Market volatility was fueled by shifting expectations for Federal Reserve policy. By Friday afternoon, rate futures reflected a roughly 72% probability of a quarter-point cut at the Fed’s December 10 meeting, according to CME FedWatch—up sharply from about 30% just two days earlier.
A long-delayed U.S. jobs report released Thursday showed signs of labor market stabilization before the government shutdown began. The economy added 119,000 jobs in September, more than double economists’ forecasts, though the unemployment rate rose to 4.4%, its highest level since October 2021.
Volatility surged for a second straight week. The Cboe Volatility Index (VIX) jumped as high as 28 on Thursday before retreating to 23 by Friday’s close, up from just under 20 the previous week.
Earnings season concluded on a strong note, with corporate profitability reaching historic highs. According to FactSet, S&P 500 companies posted an average third-quarter net profit margin of 13.1%, surpassing the previous record of 13.0% set in the second quarter of 2021. It marked the seventh consecutive quarterly increase in margins.

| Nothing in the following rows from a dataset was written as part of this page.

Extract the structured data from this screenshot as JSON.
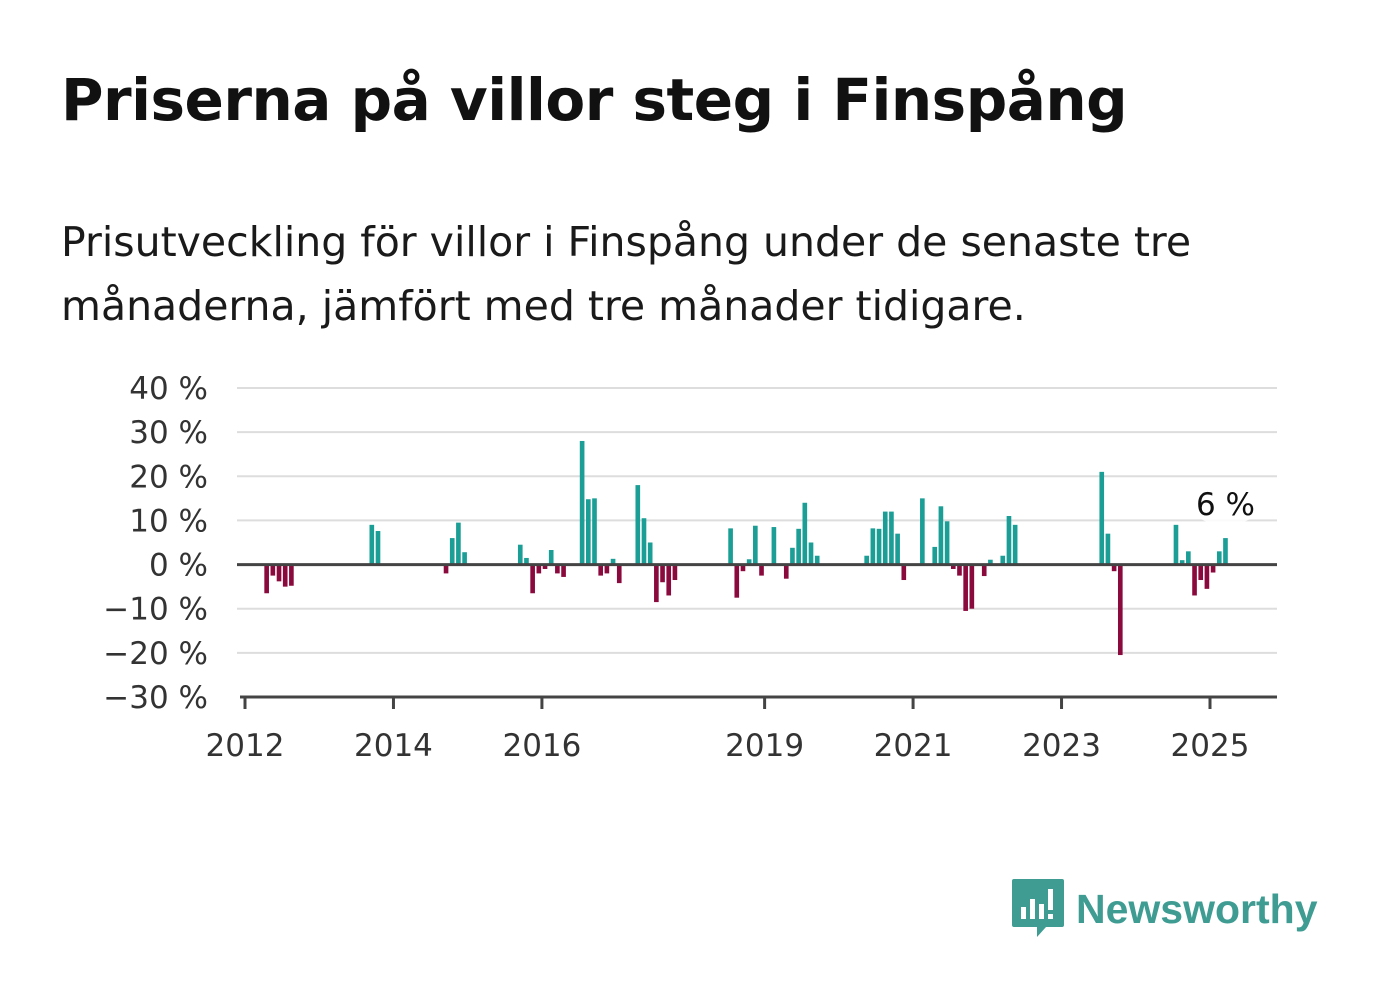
{
  "title": "Priserna på villor steg i Finspång",
  "subtitle": "Prisutveckling för villor i Finspång under de senaste tre månaderna, jämfört med tre månader tidigare.",
  "brand": {
    "name": "Newsworthy",
    "color": "#3f9c93",
    "icon": "bar-chart-speech-bubble-icon"
  },
  "chart_data": {
    "type": "bar",
    "title": "Priserna på villor steg i Finspång",
    "xlabel": "",
    "ylabel": "",
    "ylim": [
      -30,
      40
    ],
    "y_ticks": [
      -30,
      -20,
      -10,
      0,
      10,
      20,
      30,
      40
    ],
    "y_tick_labels": [
      "−30 %",
      "−20 %",
      "−10 %",
      "0 %",
      "10 %",
      "20 %",
      "30 %",
      "40 %"
    ],
    "x_ticks": [
      2012,
      2014,
      2016,
      2019,
      2021,
      2023,
      2025
    ],
    "x_tick_labels": [
      "2012",
      "2014",
      "2016",
      "2019",
      "2021",
      "2023",
      "2025"
    ],
    "xlim": [
      2011.95,
      2025.9
    ],
    "bar_width_months": 0.75,
    "grid": true,
    "legend": "none",
    "colors": {
      "positive": "#1a9e96",
      "negative": "#8b0a3e",
      "grid": "#dddddd",
      "axis": "#444444",
      "zero": "#444444"
    },
    "annotation": {
      "x": "2025-03",
      "label": "6 %"
    },
    "x": [
      "2012-04",
      "2012-05",
      "2012-06",
      "2012-07",
      "2012-08",
      "2013-09",
      "2013-10",
      "2014-09",
      "2014-10",
      "2014-11",
      "2014-12",
      "2015-09",
      "2015-10",
      "2015-11",
      "2015-12",
      "2016-01",
      "2016-02",
      "2016-03",
      "2016-04",
      "2016-07",
      "2016-08",
      "2016-09",
      "2016-10",
      "2016-11",
      "2016-12",
      "2017-01",
      "2017-04",
      "2017-05",
      "2017-06",
      "2017-07",
      "2017-08",
      "2017-09",
      "2017-10",
      "2018-07",
      "2018-08",
      "2018-09",
      "2018-10",
      "2018-11",
      "2018-12",
      "2019-02",
      "2019-04",
      "2019-05",
      "2019-06",
      "2019-07",
      "2019-08",
      "2019-09",
      "2020-05",
      "2020-06",
      "2020-07",
      "2020-08",
      "2020-09",
      "2020-10",
      "2020-11",
      "2021-02",
      "2021-04",
      "2021-05",
      "2021-06",
      "2021-07",
      "2021-08",
      "2021-09",
      "2021-10",
      "2021-12",
      "2022-01",
      "2022-03",
      "2022-04",
      "2022-05",
      "2023-07",
      "2023-08",
      "2023-09",
      "2023-10",
      "2024-07",
      "2024-08",
      "2024-09",
      "2024-10",
      "2024-11",
      "2024-12",
      "2025-01",
      "2025-02",
      "2025-03"
    ],
    "values": [
      -6.5,
      -2.5,
      -3.8,
      -5,
      -4.8,
      9,
      7.6,
      -2,
      6,
      9.5,
      2.8,
      4.5,
      1.5,
      -6.5,
      -2,
      -1,
      3.3,
      -2,
      -2.8,
      28,
      14.8,
      15,
      -2.5,
      -2,
      1.3,
      -4.2,
      18,
      10.5,
      5,
      -8.5,
      -4,
      -7,
      -3.5,
      8.2,
      -7.5,
      -1.5,
      1.2,
      8.8,
      -2.5,
      8.5,
      -3.2,
      3.8,
      8.1,
      14,
      5,
      2,
      2,
      8.2,
      8.1,
      12,
      12,
      7,
      -3.5,
      15,
      4,
      13.2,
      9.8,
      -1,
      -2.5,
      -10.5,
      -10,
      -2.6,
      1.1,
      2,
      11,
      9,
      21,
      7,
      -1.5,
      -20.5,
      9,
      1,
      3,
      -7,
      -3.5,
      -5.5,
      -1.8,
      3,
      6
    ]
  }
}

Treasury yields fell late in the week after comments from a Fed official boosted confidence in the likelihood of a December rate cut. The 10-year U.S. Treasury yield ended Friday at 4.06%, down from 4.15% the prior week.
Meanwhile, a backlog of economic data from the recent 43-day government shutdown continued to cloud visibility for investors and policymakers heading into the Thanksgiving holiday. Several key reports—including October’s unemployment rate, Consumer Price Index, and third-quarter GDP estimate—remain delayed or canceled due to data collection disruptions.